Priyanto v. M/S Amsterdam
Plaintiffs were on-board housekeeping staff on foreign-flagged cruiseships. After a discussing the fact that Plaintiffs were likely not “seaman” within the meaning of the FLSA and therefore not “seaman” exempt, the Court granted Defendants Motion for Summary Judgment, holding that the FLSA does not apply to Plaintiffs’ work aboard foreign-flagged ships at sea, stating, “[e]ven if the Plaintiffs are not excluded from the protection of the FLSA based on what kind of work they do, they may be excluded based on where they do it.”
There is a general presumption against the extraterritorial application of federal statutes, and the FLSA is no exception. In the instant case, this presumption is strengthened by “the well-established rule of international law that the law of the flag state ordinarily governs the internal affairs of a ship.” McCulloch v. Sociedad Nacional de Marineros de Honduras, 372 U.S. 10, 20, 83 S.Ct. 671, 9 L.Ed.2d 547 (1963). While general statutes apply to foreign-flag vessels located in United States territory, “absent a clear statement of congressional intent, general statutes may not apply to foreign-flag vessels insofar as they regulate matters that involve only the internal order and discipline of the vessel, rather than the peace of the port.” Spector v. Norwegian Cruise Line Ltd., 545 U.S. 119, 130, 125 S.Ct. 2169, 162 L.Ed.2d 97 (2005).
The Supreme Court has consistently held employment relations on a ship to be such “internal affairs.” See Spector, 545 U.S. at 130-31 (discussing “internal affairs” doctrine); E.E.O.C. v. Arabian American Oil Co., 499 U.S. 244, 111 S.Ct. 1227, 113 L.Ed.2d 274 (1991) (holding that, in absence of clear statement, Title VII (subsequently amended) did not apply to American citizen employees on ships at sea); McCulloch, 372 U.S. 10, 83 S.Ct. 671, 9 L.Ed.2d 547 (holding labor relations to be “internal affairs” and thus National Labor Relations Act does not apply to employees on foreign ship at sea); Benz v. Compania Naviera Hidalgo, S.A., 353 U.S. 138, 77 S.Ct. 699, 1 L.Ed.2d 709 (1957) (holding “internal affairs” limitation bars application of Labor Management Relations Act to ship at sea). In accordance with this case law, employment relations between foreign citizens and their employers on foreign-flagged ships lie within a ship’s “internal affairs.” Therefore, the FLSA could only apply to Plaintiffs if there were a “clear statement of congressional intent” suggesting as much.

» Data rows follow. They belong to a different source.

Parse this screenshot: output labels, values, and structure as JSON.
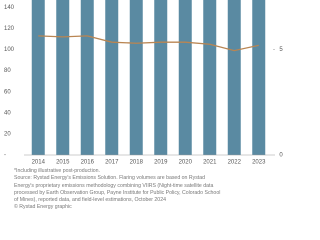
{
  "chart_data": {
    "type": "bar_line",
    "categories": [
      "2014",
      "2015",
      "2016",
      "2017",
      "2018",
      "2019",
      "2020",
      "2021",
      "2022",
      "2023"
    ],
    "series": [
      {
        "type": "bar",
        "color": "#5a8aa2",
        "values": [
          150,
          150,
          150,
          150,
          150,
          150,
          150,
          150,
          150,
          150
        ]
      },
      {
        "type": "line",
        "axis": "y2",
        "color": "#b98552",
        "values": [
          5.65,
          5.6,
          5.65,
          5.35,
          5.3,
          5.35,
          5.35,
          5.25,
          4.95,
          5.2
        ]
      }
    ],
    "ylim": [
      0,
      147
    ],
    "yticks": [
      {
        "value": 0,
        "label": "-"
      },
      20,
      40,
      60,
      80,
      100,
      120,
      140
    ],
    "y2lim": [
      0,
      7.35
    ],
    "y2ticks": [
      0,
      5
    ],
    "notes": [
      "*Including illustrative post-production.",
      "Source: Rystad Energy's Emissions Solution. Flaring volumes are based on Rystad",
      "Energy's proprietary emissions methodology combining VIIRS (Night-time satellite data",
      "processed by Earth Observation Group, Payne Institute for Public Policy, Colorado School",
      "of Mines), reported data, and field-level estimations, October 2024",
      "© Rystad Energy graphic"
    ]
  }
}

Such a clear statement is lacking. Indeed, the text of the FLSA suggests that it does not apply to Plaintiffs insofar as the work they performed was outside the United States. The statute contains a specific provision barring its application to:
any employee whose services during the workweek are performed in a workplace within a foreign country or within territory under the jurisdiction of the United States other than the following: a State of the United States; the District of Columbia; PuertoRico; the Virgin Islands; outer Continental Shelf lands defined in the Outer Continental Shelf Lands Act (ch. 345, 67 Stat. 462) [43 U.S.C. § 1331 et seq.]; American Samoa; Guam; Wake Island; Eniwetok Atoll; Kwajalein Atoll; and Johnston Island
29 U.S.C. § 213(f). As the Third Circuit has noted, the services of maritime workers are generally “not rendered within the United States or one of the enumerated territories” under this provision. Cruz v. Chesapeake Shipping Inc., 932 F.2d 218, 226 (3d Cir.1991). The court there noted the “exclusion of ships flying foreign flags was presumably to avoid interference in the delicate field of international relations by imposing domestic labor law on foreign ships employing foreign nationals at foreign wages.” 932 F.2d at 231.
It was undisputed that Plaintiffs worked solely on foreign-flagged ships, and their work was performed at sea. Therefore, the Court held that the FLSA could not be applied to them without interfering with the internal afffairs of a foreign-flagged ship. In light of the lack of a clear statement of Congressional intent to do so, the Court found the overtime provision of the FLSA did not apply to Plaintiffs, and thus Plaintiffs could not recover unpaid overtime wages under the Seaman’s Wage Act.